Cheney's cardinal sin? Refusal to bow to former President Donald Trump.
The Congresswoman was one of only a few House Republicans to openly blame Trump's election lies as the catalyst for the January insurrection, even voting to impeach him as a result. Since then, Cheney has forcefully refuted Trump's ongoing lies that the 2020 election was "stolen" by Democrats and that President Joe Biden is an illegitimate President.
Cheney was officially replaced with pro-Trump Congresswoman Elise Stefanik of New York, who has proven willing to sow further public doubt in the validity of American elections. As Cheney departed from her leadership position, she vowed to lead the fight against Trump's hold on the Republican party.
Sadly, Trump's long-debunked election lies have been embraced by swathes of Republican lawmakers and right-wing media outlets—especially the most famous conservative network of all: Fox News.
Fox repeatedly amplified Trump's election lies, especially during its primetime opinion slots featuring far-right entertainment anchors. Fox host Sean Hannity featured pro-Trump conspiracy theorist lawyer Sidney Powell in the weeks following the election. There, Powell spewed the fantasy that election companies like Dominion Voting Systems and Smartmatic were working with foreign countries to subvert American elections. These lies went unchallenged by Hannity.

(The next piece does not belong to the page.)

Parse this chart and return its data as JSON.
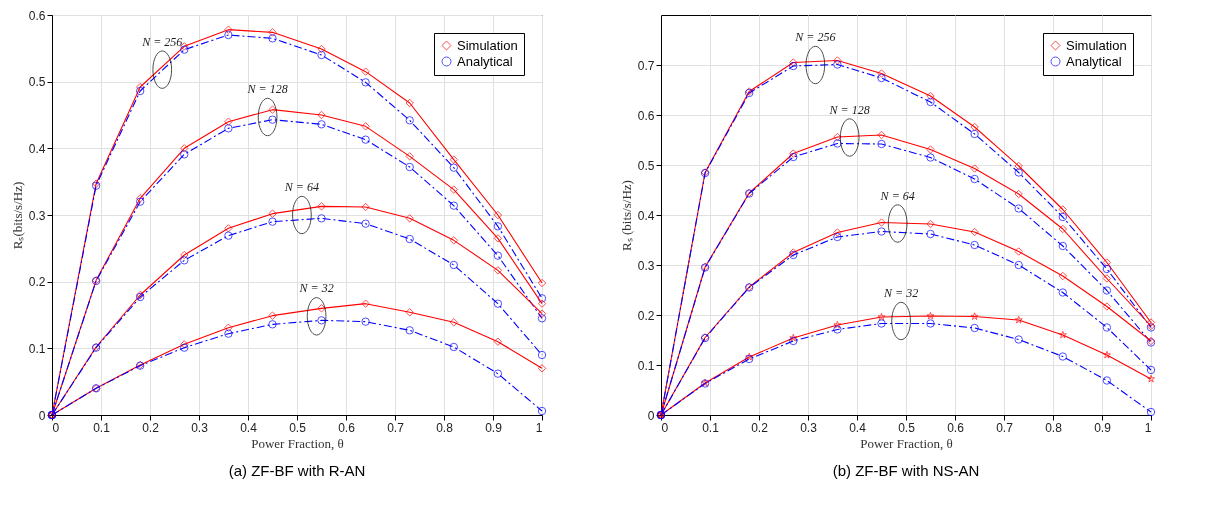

Fox News, along with hosts Lou Dobbs, Maria Bartiromo, and Jeanine Pirro, is now facing billions of dollars in defamation lawsuits from Smartmatic. Dominion has sued Fox News as well.
As recently as this month, one Fox News host wondered "who is right?" about the claims of fraud in the 2020 election, despite the existence of widespread voter fraud being heavily refuted.

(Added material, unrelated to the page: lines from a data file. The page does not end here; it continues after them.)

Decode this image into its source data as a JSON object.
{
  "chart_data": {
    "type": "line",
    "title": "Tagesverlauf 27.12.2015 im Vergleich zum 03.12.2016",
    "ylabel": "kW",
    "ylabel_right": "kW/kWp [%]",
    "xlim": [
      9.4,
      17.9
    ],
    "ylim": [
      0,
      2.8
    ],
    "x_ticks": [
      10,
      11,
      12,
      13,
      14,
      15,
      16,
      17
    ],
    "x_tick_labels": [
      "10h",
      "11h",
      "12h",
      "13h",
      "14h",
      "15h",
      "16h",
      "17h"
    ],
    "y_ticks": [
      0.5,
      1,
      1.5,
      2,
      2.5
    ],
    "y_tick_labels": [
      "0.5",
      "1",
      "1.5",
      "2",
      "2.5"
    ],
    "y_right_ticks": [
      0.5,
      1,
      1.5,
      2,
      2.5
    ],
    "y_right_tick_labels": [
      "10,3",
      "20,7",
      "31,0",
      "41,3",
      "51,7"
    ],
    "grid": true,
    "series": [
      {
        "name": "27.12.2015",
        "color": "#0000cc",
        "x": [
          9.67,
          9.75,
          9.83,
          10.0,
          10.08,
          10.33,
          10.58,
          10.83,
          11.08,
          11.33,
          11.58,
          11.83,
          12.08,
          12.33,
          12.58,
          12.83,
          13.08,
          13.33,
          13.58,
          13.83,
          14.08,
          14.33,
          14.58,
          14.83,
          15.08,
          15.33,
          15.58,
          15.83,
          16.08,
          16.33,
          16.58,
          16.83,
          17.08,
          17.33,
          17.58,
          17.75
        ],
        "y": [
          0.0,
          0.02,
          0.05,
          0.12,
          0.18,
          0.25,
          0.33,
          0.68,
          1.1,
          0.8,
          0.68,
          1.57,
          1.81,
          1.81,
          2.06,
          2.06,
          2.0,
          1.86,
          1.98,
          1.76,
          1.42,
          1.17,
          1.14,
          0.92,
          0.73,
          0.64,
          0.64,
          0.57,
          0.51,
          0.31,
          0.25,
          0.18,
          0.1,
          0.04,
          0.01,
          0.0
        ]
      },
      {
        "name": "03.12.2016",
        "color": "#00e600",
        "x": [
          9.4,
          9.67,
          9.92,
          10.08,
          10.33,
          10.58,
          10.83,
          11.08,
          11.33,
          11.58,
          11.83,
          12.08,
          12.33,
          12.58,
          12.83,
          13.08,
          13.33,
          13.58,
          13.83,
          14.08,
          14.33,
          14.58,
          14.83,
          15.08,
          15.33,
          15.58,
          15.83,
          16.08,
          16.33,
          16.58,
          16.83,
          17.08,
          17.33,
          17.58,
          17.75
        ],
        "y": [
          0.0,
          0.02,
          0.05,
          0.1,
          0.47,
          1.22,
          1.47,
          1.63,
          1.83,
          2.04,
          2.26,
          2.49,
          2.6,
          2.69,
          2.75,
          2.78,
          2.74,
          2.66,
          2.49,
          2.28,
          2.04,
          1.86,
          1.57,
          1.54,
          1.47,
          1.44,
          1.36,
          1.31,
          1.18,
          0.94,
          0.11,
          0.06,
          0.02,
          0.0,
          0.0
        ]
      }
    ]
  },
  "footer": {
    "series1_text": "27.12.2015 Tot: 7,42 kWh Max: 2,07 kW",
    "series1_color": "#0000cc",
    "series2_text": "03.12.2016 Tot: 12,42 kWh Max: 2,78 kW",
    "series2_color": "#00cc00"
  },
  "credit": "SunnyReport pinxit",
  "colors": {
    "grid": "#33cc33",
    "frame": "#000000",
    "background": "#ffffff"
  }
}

That's why Liz Cheney reminded Fox of its duty to assure the American public that the election wasn't stolen.
"We all have an obligation, and I would say Fox News especially, especially Fox News, has a particular obligation to make sure people know the election wasn't stolen."
Fox host Bret Baier interjected, saying Fox News had said "numerous times" that the election wasn't stolen.
After a tense exchange, Cheney continued:
"We need to make sure that the American people recognize and understand that the election wasn't stolen, that we shouldn't perpetuate the Big Lie, and that there is real danger."
Despite Baier's insistence that Fox doesn't at least implicitly endorse or promote election conspiracy theories, he featured Trump supporter Mollie Hemmingway—author of Rigged: How the Media, Big Tech, and the Democrats Seized Our Elections—only minutes later.
The unexpected tension between the devout Republican and a Fox News anchor made waves on social media.
Some saw the interview as Cheney's first step toward leading the fight against Trumpism within the Republican party.
It remains to be seen whether the party will ever be able to disentangle itself from Trumpism anytime soon—or whether it wants to in the first place.